In today’s digital marketing world, with so much information and tools at our fingertips, data analysis is more necessary than ever before. What better way to leverage this information than using what is essentially a correlation analysis? Correlation analysis allows you to measure the strength of the relationship between certain data points and actions (but not the cause). Using a linear regression analysis for marketing purposes can open up new doors and insights that you otherwise would not have discovered. Let’s look at what, why, and how you can you use this model to your advantage.
What is a Regression Analysis?
After reading this blog title, you may be thinking, “What is a regression analysis?” If you turned to Google, like the majority of us do, you were probably hit with this Google snippet:
“In statistical modeling, regression analysis is a statistical process for estimating the relationships among variables.” – Wikipedia definition of regression analysis
Great, but once again, “What is a regression analysis?” This time in common English, please!
A regression analysis is a way for us to measure the relationship of one variable to another. This allows us to see what factors of our marketing efforts relate to others. Exploring the relationship between different marketing outlooks and actions creates a foundation for eventually testing causality.
Here are some examples of how a regression analysis can be used for marketing purposes:
- Analyze if Social Engagement relates to Pageviews
- Discover whether E-mail Open Rates relate to Conversions
- Learn whether Page Authority relates to Organic Pageviews
Once we determine whether a relationship exists, we can dig deeper into the relationship to find out why.
How Do We Perform a Regression Analysis?
So first and foremost you’ll need graphing data software – we often use Tableau at SHIFT. You can easily access their free public software here. If you have any questions, feel free to sign up and use the Tableau slack channel. You can also use the R project or even common spreadsheet software.
Once you have that setup, you’ll want to collect the data based on what metrics you want to consider variables. In this exercise, we’ll use the first example listed above and analyze if Social Engagement drives Pageviews.
First, we collect our social media engagement data through the platform’s analytics, such as Facebook Insights and Twitter Analytics.

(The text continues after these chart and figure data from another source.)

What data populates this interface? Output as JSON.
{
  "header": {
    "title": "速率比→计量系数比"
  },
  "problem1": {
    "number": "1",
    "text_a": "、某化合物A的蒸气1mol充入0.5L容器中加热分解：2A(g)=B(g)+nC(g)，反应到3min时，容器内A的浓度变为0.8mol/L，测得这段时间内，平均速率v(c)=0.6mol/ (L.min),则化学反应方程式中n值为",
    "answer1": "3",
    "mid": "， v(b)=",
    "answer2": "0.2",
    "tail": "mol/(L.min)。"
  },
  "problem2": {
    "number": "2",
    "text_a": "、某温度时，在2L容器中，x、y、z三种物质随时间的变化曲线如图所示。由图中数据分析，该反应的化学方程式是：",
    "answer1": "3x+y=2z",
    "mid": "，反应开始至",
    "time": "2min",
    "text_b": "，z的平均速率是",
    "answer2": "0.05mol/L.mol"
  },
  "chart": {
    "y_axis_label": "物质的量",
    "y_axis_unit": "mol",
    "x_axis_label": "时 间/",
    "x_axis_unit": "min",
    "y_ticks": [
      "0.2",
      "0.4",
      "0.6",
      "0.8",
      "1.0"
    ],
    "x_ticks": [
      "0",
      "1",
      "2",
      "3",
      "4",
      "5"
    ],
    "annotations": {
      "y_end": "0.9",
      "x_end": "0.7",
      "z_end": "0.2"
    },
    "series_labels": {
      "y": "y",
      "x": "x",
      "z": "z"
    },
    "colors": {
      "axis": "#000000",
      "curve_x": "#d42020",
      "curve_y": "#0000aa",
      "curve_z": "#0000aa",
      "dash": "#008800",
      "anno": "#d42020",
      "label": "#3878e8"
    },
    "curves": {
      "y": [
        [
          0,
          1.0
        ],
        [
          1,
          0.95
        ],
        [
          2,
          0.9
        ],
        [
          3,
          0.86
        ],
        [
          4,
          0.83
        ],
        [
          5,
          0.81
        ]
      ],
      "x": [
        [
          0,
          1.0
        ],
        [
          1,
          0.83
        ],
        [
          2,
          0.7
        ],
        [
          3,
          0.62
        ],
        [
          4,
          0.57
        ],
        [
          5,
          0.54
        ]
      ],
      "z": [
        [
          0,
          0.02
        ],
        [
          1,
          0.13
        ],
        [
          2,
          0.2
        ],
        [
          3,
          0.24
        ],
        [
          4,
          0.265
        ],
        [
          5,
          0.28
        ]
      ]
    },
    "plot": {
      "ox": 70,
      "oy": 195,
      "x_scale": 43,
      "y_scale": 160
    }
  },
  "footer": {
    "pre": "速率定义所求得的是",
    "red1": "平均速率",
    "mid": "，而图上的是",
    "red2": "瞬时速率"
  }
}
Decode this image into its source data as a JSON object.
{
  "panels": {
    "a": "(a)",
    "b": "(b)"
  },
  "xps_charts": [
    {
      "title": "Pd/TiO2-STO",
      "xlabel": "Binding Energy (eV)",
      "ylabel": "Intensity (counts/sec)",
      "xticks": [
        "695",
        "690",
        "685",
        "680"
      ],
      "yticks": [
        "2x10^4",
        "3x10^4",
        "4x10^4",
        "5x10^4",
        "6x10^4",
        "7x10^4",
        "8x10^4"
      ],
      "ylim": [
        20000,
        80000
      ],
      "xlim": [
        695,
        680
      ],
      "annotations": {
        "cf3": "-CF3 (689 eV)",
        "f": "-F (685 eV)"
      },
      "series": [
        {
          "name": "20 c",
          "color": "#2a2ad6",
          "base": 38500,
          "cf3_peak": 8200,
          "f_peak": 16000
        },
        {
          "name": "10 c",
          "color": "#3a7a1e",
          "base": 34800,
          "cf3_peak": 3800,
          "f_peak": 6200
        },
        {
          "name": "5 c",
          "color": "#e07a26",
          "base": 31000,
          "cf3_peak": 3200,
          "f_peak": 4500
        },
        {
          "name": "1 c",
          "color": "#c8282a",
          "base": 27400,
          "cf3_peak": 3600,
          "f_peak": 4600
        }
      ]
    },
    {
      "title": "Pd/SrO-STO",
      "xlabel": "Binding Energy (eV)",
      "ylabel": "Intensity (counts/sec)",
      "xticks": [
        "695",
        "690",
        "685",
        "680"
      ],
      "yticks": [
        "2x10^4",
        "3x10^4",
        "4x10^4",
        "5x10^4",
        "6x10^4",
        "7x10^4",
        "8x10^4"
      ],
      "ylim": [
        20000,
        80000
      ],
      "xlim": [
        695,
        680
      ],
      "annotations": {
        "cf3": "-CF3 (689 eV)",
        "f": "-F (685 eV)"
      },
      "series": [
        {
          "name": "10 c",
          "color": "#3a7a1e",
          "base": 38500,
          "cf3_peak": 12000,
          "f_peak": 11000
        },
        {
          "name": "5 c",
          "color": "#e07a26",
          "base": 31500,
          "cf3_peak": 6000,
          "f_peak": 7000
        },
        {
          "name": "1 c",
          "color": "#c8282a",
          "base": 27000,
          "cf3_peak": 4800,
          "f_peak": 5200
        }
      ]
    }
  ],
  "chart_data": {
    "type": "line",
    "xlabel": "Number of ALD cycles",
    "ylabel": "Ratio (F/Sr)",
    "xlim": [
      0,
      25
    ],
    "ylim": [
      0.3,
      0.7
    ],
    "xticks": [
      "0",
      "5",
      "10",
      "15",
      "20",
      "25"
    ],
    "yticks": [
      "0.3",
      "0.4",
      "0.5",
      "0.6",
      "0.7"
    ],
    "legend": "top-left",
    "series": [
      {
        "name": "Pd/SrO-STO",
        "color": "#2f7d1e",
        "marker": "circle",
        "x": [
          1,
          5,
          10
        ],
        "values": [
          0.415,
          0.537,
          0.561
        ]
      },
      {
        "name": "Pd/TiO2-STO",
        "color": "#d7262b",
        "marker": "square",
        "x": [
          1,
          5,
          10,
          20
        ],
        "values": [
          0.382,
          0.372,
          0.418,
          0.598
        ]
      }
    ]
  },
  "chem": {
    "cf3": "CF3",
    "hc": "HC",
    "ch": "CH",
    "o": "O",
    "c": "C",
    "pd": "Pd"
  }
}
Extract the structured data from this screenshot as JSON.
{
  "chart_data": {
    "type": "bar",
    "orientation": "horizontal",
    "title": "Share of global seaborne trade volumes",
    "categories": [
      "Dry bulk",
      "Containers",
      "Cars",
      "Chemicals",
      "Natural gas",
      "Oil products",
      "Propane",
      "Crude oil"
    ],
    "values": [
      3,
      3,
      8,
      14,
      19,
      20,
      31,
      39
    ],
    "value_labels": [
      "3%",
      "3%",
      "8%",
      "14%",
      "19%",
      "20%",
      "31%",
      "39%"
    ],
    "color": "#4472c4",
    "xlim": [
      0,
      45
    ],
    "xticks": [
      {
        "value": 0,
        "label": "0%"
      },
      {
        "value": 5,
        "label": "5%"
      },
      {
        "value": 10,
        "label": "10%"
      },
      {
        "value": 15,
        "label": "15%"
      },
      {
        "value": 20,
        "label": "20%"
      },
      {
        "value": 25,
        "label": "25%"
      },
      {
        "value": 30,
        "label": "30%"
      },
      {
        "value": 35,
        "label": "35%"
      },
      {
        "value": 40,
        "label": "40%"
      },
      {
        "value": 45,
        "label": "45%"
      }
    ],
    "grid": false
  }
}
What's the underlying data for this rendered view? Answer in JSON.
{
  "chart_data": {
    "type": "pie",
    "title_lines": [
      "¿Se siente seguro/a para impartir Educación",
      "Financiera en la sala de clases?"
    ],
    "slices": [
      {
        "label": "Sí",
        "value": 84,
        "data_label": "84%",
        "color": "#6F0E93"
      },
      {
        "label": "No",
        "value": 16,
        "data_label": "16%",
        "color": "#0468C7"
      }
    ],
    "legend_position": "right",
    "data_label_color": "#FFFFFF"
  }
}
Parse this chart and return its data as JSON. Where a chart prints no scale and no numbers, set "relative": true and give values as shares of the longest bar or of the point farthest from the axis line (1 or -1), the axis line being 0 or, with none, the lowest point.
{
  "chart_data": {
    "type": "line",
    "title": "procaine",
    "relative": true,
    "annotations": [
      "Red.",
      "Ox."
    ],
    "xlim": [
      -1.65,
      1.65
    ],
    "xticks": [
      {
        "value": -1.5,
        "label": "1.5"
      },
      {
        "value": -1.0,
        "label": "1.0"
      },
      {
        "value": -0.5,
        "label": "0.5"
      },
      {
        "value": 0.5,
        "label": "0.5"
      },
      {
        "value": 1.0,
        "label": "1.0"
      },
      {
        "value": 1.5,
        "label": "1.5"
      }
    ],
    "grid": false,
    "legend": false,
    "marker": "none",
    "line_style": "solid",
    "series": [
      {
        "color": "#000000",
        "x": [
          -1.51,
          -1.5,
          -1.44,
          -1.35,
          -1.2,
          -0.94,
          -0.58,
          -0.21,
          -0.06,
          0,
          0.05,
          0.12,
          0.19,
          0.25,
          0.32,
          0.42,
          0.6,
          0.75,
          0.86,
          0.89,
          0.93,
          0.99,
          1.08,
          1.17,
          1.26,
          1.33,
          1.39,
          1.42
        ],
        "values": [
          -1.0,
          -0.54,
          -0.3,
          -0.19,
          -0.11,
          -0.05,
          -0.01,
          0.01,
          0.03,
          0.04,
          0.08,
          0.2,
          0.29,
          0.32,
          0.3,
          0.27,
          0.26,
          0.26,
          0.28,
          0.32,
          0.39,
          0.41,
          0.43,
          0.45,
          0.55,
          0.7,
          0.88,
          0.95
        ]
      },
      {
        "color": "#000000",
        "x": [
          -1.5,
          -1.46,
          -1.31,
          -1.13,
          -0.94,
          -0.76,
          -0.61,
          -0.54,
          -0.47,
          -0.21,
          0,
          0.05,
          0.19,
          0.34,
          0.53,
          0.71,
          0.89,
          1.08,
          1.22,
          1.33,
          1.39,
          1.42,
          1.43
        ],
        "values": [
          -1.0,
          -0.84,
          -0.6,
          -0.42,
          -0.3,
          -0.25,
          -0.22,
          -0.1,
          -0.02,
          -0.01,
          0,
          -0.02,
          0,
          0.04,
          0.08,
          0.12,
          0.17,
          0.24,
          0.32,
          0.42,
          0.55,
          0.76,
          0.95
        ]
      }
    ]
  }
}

You’ll want to ensure you have the URL to your domain’s site included and save it down to a spreadsheet. If you’re having trouble connecting the different platforms of data, try using VLOOKUP in Excel. Although the step-by-step walkthrough we linked to is regarding a media list, you can use this formula to link any data sets within your spreadsheet.
Next, we’ll want to export the Pageview data in Google Analytics. Go to Behavior > Site Content > All Pages. Highlight the timeframe that you are going to focus on whether it’s a month, quarter or year. Just ensure whatever time period you use for Pageviews, you use the same time frame for Social Engagement data.
Lastly, connect both datasets in Excel using the VLOOKUP formula. This is the final step in data prepping before using Tableau to perform a regression analysis.
When you connect this Excel to Tableau, select the scatter plot graph. Next, drag Pageviews to Columns and Total Social to Rows, followed by dragging URL onto the graph itself. From there, the dots in the scatter plot should populate. Once the blue circles appear, much like the image below, add the trend lines by going to Analysis > Trend Lines > Show Trend Lines.
So I have my data and my graph set up, now what? Hover over the grey trend lines and this information will appear:
We see two data points here, R-Squared and the P-Value.
The P-Value is the probability that our hypothesis – a relationship between these two variables – is true. Generally speaking, a p-value below 0.05 indicates statistical significance – our hypothesis has a reasonable chance of being true. Above, we see a p-value of 0.03, indicating statistical significance: our model is mathematically sound.
R-Squared represents how strong the correlation is, on a scale from 0 – 1. Anything above .85 is a strong correlation; the data fits closely to the line the software drew. Anything below .7 indicates very loose or no relationship; while the data and the line are going in the same general direction, it’s too loose to draw any useful conclusions. Above, we see that this data fits very poorly to the line. The relationship is quite weak.
There are a few insights that can be drawn from this data, even if it doesn’t support the claim that we want it to.
- We can drag and drop Engagement by Platform into Tableau to test different relationships. How many different combinations have low p-values and high R-squared values?
- Looking at the chart, we can see a handful of blogs that have garnered higher volumes of Pageviews with low volumes of social shares. This may be an opportunity to re-share these blogs on our platforms to gain more traction. Having posts appear in the top right quadrant of this graph, would mean these posts were optimized for both engagement and traffic.
- Are there other channels or mediums that are correlated with Pageviews? We can run a regression analysis on potential dimensions causing these Pageviews and garner insight.
Marketing has become a data-driven service and, as a result, we should all feel more comfortable pulling from our statistics knowledge bank. A linear regression analysis is a great stepping stone into the stats sphere and allows us to actually garner insight into different marketing metrics relationships.